As I reflect on Women’s History Month, I wish I had met and been able to talk to my grandmothers. They were born around the turn of the last century and passed away long before I was born in the late 1960s.
From the stories passed down from my parents, aunts and uncles, my grandmothers were strong, stoic, and determined women who endured great hardship, made sacrifices, and cared of their large families during a difficult time in U.S. history.
Both my grandmothers saw most of their sons head off to war in Europe and Asia during the Second World War.
Below is an excerpt from chapter 6 of my book Strong Words and Simple Truths: The Courage to Communicate. The theme of the chapter is Veterans and Remembrance- The Strong Man.
“The first veterans I admired were my father, uncles, and cousins that served in the U.S. Military. Most of them, my dad included, were deployed across the globe to fight for freedoms during World War II. Their strength and resolve inspired me to become a leader and a servant to others. They were my role models of what it meant to be an American.
The idea of selfless service was instilled in me at an early age as I watched my parents and my dear cousins Joey, Patty, and Richie, volunteer for countless events at the local Veterans of Foreign Wars (VFW). Although my small hometown was only a few square miles, it was home to not one but two veteran organizations—The American Legion and the VFW. Every year when I was growing up, our town would have a Memorial Day parade that concluded at one of these two posts. In my family, Memorial Day was a special day marked by a solemn remembrance ceremony in the local cemetery.
My time on active duty in the U.S. Army in the early 1990s was relatively short and painless, but it left a lasting imprint on my perspective, leadership style, and values.

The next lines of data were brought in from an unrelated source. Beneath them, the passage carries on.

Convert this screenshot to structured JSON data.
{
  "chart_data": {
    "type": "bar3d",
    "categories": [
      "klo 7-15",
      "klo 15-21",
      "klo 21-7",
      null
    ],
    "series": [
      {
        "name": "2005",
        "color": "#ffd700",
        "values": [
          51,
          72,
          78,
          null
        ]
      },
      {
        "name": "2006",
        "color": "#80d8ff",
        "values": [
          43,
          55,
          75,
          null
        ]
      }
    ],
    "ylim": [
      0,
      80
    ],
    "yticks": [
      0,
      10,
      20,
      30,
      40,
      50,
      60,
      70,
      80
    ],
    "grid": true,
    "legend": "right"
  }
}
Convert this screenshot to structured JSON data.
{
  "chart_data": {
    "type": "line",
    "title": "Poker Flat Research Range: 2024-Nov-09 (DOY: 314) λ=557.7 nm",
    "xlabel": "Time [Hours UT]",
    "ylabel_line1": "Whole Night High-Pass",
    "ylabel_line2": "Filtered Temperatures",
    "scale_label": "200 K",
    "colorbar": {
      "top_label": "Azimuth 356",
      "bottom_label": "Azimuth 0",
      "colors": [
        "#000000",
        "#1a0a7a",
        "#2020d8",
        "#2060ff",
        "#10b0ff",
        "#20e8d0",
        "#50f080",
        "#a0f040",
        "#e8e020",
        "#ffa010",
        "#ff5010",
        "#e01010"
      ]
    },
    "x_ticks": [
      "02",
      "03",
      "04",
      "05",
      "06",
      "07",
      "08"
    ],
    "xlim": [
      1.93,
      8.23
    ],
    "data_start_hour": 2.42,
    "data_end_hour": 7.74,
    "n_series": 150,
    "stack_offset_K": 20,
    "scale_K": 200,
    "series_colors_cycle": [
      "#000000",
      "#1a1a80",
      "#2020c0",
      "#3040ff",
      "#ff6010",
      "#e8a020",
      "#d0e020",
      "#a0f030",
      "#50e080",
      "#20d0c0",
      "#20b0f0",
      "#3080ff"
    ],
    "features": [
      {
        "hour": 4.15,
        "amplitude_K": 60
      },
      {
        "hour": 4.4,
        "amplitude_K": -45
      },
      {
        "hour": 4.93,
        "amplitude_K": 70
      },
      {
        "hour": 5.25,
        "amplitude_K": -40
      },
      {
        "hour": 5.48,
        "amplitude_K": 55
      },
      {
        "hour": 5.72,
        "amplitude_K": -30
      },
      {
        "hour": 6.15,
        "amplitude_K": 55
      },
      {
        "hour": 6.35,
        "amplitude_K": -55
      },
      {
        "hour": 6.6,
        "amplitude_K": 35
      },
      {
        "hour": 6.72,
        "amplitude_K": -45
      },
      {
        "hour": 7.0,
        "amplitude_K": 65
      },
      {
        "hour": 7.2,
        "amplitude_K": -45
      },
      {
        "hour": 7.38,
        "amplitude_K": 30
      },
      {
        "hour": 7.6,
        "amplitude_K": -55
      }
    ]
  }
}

The veterans I have encountered have a strong sense of integrity and commitment to their families, friends, and community. They are a tough and resilient lot who are some of the most kind, generous, and boisterous people I know. “
Why did I join the US Army?
I’m not sure what possessed me to wander into the Army ROTC building on the college campus of Rutgers University at the end of my freshman year, but I filled out an application for an ROTC scholarship on the spot and quickly received word that I’d been accepted into the program that would commission me as a 2nd Lieutenant once I graduated. I didn’t tell my parents what I was doing until after I was accepted. They were both excited and happy for me. I was the 4th out of 5 children and the only one to graduate college and serve in the military. My strong, supportive mother, who was a civilian, inspired and motivated me to reach for the stars.
Looking back, I think there were three primary reasons why I signed up for military service in 1986. One was to help my parents with the cost of my college education, the second was my desire to see the world, and third was the sense of duty to my country that my family instilled in me.
I served as a Signal Platoon Leader with the 1st Cav Division during the Gulf War and spent 10 months in the middle of nowhere in northern Saudi Arabia and southern Iraq. My platoon consisted of 70 soldiers and our mission was to establish mobile communications for the tanks and command Humvees in the division.
What is important to me now?
Assisting and advocating for our veterans, like my parents did, has been my top priority for last 30 years. The incredible amount of civilian support I received made my transition out of the military easier and less traumatic. Positive veteran champions surrounded me and gave me the encouragement and tools I needed to succeed in my corporate career. Having employers that understood, appreciated, and leveraged my military skills truly helped to enhance and propel my business advancement.
I continue to be active in veteran organizations like the American Legion where I strive to keep my parent’s sense of Selfless Service alive in the community.
Supporting companies like Vanguard Veteran whose mission to equip civilians to become veteran champions is important to me as I look to expand my involvement in community and veteran outreach programs.
Now, more than ever, it is vital that we remember and honor those who have come before us and sacrificed for our rights and our freedom. I am sure that my grandmothers and my parents would be smiling with approval.